U.S. Federal Labor Relations Authority

Search form


[ v28 p1028 ]
The decision of the Authority follows:

28 FLRA NO. 133






Case No. 0-AR-1386


I. Statement of the Case

This matter is before the Authority on exceptions to the award of Arbitrator D. L. Howell filed by the Union under section 7122(a) of the Federal Service Labor - Management Relations Statute (the Statute) and part 2425 of the Authority's Rules and Regulations. The Agency filed an opposition. For the reasons stated below, the Union's exceptions are denied.

II. Background and Arbitrator's Award

The Union filed a grievance alleging that the Agency violated provisions of the parties' national collective bargaining agreement, including Article 3, Section 7, by discontinuing the practice of hand-delivery of paychecks to employees at their work sites. Article 3, Section 7 provided, among other things, that the Agency will make every effort to ensure that employees receive their checks either personally or at locations designated by the employees by the established payday, in accordance with Treasury Department rules and regulations.

The grievance was submitted to arbitration. The Arbitrator framed the issues before him as whether the Agency violated the agreement when it (1) changed the method of paycheck distribution; and (2) notified employees directly of the forthcoming change in the method of paycheck distribution, thereby bypassing the Union. 

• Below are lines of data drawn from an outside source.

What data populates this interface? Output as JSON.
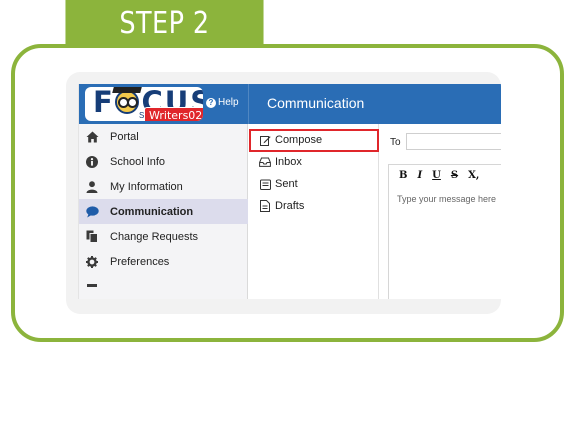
{
  "step_label": "STEP 2",
  "header": {
    "logo_text": "FOCUS",
    "logo_small": "S",
    "user_badge": "Writers02",
    "help_label": "Help",
    "page_title": "Communication"
  },
  "sidebar": {
    "items": [
      {
        "label": "Portal",
        "icon": "home-icon"
      },
      {
        "label": "School Info",
        "icon": "info-icon"
      },
      {
        "label": "My Information",
        "icon": "user-icon"
      },
      {
        "label": "Communication",
        "icon": "chat-bubble-icon",
        "active": true
      },
      {
        "label": "Change Requests",
        "icon": "documents-icon"
      },
      {
        "label": "Preferences",
        "icon": "gear-icon"
      }
    ]
  },
  "submenu": {
    "items": [
      {
        "label": "Compose",
        "icon": "edit-icon",
        "highlighted": true
      },
      {
        "label": "Inbox",
        "icon": "inbox-icon"
      },
      {
        "label": "Sent",
        "icon": "sent-tray-icon"
      },
      {
        "label": "Drafts",
        "icon": "draft-document-icon"
      }
    ]
  },
  "compose": {
    "to_label": "To",
    "to_value": "",
    "toolbar": [
      "B",
      "I",
      "U",
      "S",
      "X,"
    ],
    "placeholder": "Type your message here"
  },
  "colors": {
    "step_green": "#8cb43c",
    "header_blue": "#2a6db5",
    "highlight_red": "#e0262b",
    "active_nav": "#dcdcec"
  }
}
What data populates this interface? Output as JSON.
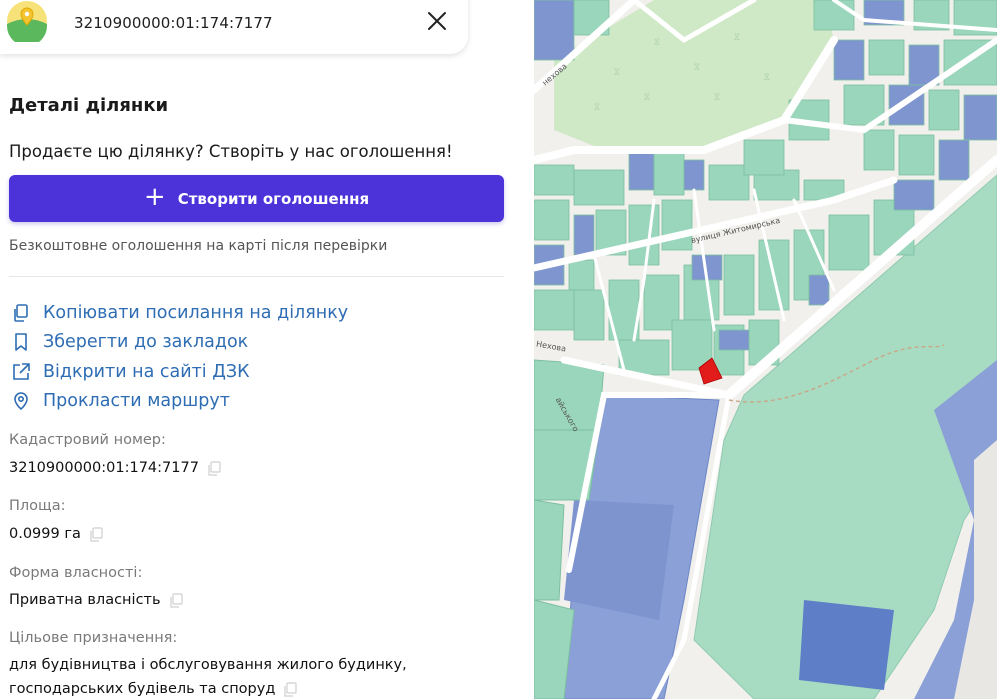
{
  "search": {
    "value": "3210900000:01:174:7177"
  },
  "panel": {
    "title": "Деталі ділянки",
    "promo": "Продаєте цю ділянку? Створіть у нас оголошення!",
    "create_button": "Створити оголошення",
    "free_note": "Безкоштовне оголошення на карті після перевірки",
    "actions": [
      {
        "label": "Копіювати посилання на ділянку",
        "icon": "copy-link-icon"
      },
      {
        "label": "Зберегти до закладок",
        "icon": "bookmark-icon"
      },
      {
        "label": "Відкрити на сайті ДЗК",
        "icon": "external-link-icon"
      },
      {
        "label": "Прокласти маршрут",
        "icon": "location-pin-icon"
      }
    ],
    "fields": {
      "cadastral_label": "Кадастровий номер:",
      "cadastral_value": "3210900000:01:174:7177",
      "area_label": "Площа:",
      "area_value": "0.0999 га",
      "ownership_label": "Форма власності:",
      "ownership_value": "Приватна власність",
      "purpose_label": "Цільове призначення:",
      "purpose_value_line1": "для будівництва і обслуговування жилого будинку,",
      "purpose_value_line2": "господарських будівель та споруд"
    }
  },
  "map": {
    "street_labels": {
      "zhytomyrska": "вулиця Житомирська",
      "top_left": "нехова",
      "middle_left": "Нехова",
      "lower_left": "айського"
    }
  },
  "colors": {
    "accent": "#4b33d9",
    "link": "#2e6db4",
    "parcel_green": "#8fd1b3",
    "parcel_blue": "#7f95cf",
    "selected_parcel": "#e21b1b"
  }
}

As to the first issue, the Arbitrator found that the Agency violated Article 3, Section 7 of the agreement. As his award, he directed the Agency to make available to all unit employees and to notify them of the following paycheck delivery options: (1) direct deposit, (2) by mail at home or other nonwork address, or (3) by mail at their work site. He also ordered that no contractual restrictions be placed on the right of employees to designate the work site as the location for mail delivery of their checks if an employee so desired. As to the second issue, he found that the Agency did not violate the agreement or bypass the Union when it notified employees directly of the change in the method of paycheck distribution.

III. Discussion

The Union contends that the award fails to draw its essence from the collective bargaining agreement because (1) the Arbitrator exceeded the limits of his authority as defined in the agreement, and (2) the award failed to consider and address specific remedies sought by the Union.

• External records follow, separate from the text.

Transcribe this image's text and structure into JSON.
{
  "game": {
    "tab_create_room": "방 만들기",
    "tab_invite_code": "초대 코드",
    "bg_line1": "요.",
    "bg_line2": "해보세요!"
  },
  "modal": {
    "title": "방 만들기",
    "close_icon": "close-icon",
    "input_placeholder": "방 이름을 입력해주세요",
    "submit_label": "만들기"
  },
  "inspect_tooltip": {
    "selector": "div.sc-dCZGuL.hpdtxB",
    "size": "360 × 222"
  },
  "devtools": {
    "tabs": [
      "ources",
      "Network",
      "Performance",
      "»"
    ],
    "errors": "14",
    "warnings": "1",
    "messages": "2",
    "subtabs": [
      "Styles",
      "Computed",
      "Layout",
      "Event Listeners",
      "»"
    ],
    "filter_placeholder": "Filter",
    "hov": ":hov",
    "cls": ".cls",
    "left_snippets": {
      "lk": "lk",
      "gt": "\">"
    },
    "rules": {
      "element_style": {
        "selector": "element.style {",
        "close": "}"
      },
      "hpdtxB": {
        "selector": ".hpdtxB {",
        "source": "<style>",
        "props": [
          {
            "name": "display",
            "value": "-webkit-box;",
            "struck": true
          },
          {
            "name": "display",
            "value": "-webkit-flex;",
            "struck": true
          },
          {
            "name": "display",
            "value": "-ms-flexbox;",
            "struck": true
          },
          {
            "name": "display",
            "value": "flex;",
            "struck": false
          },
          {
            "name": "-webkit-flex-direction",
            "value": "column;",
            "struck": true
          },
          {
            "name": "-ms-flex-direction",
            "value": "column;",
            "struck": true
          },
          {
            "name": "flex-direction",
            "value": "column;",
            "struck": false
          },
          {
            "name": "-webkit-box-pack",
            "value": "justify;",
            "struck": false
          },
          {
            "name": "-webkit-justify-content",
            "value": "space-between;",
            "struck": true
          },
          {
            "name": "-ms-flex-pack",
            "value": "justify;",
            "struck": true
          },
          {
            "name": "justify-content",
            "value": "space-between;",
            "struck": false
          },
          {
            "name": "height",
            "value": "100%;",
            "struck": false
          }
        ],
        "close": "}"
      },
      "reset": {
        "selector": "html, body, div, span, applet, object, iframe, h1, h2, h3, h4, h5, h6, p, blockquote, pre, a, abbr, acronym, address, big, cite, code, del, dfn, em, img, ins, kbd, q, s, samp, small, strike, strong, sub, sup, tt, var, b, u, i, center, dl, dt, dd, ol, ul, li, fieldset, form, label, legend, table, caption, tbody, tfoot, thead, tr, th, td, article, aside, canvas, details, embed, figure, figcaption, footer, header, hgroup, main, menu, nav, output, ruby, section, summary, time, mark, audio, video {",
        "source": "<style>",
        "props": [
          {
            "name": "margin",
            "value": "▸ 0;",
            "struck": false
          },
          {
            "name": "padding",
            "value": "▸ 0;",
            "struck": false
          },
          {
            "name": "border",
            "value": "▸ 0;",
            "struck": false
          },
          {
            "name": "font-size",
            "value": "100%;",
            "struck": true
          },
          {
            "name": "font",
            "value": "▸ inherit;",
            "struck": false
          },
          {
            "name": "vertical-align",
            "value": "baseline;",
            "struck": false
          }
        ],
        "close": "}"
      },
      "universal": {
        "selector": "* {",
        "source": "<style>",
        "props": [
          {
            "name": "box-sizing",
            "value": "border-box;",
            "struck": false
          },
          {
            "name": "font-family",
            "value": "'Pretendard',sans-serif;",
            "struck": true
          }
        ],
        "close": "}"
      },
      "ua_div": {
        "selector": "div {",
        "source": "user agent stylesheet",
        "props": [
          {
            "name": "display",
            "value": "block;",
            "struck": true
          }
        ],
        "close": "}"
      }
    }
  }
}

We conclude that the Union has failed to establish that the Arbitrator's award is deficient on any of the grounds set forth in section 7122(a) of the Statute; that is, that the award is contrary to law, rule, or regulation or that the award is deficient on other grounds similar to those applied by Federal courts in private sector labor-management relations. The Union's arguments constitute nothing more than disagreement with the Arbitrator's interpretation and application of the parties' agreement. We have consistently held that such disagreement provides no basis for finding an award deficient. See, for example, U.S. Army Corps of Engineers, Kansas City District and National Federation of Federal Employees, Local 29, 22 FLRA No. 15 (1986). Accordingly, the Union's exceptions are denied.

Issued, Washington, D.C., September 18, 1987.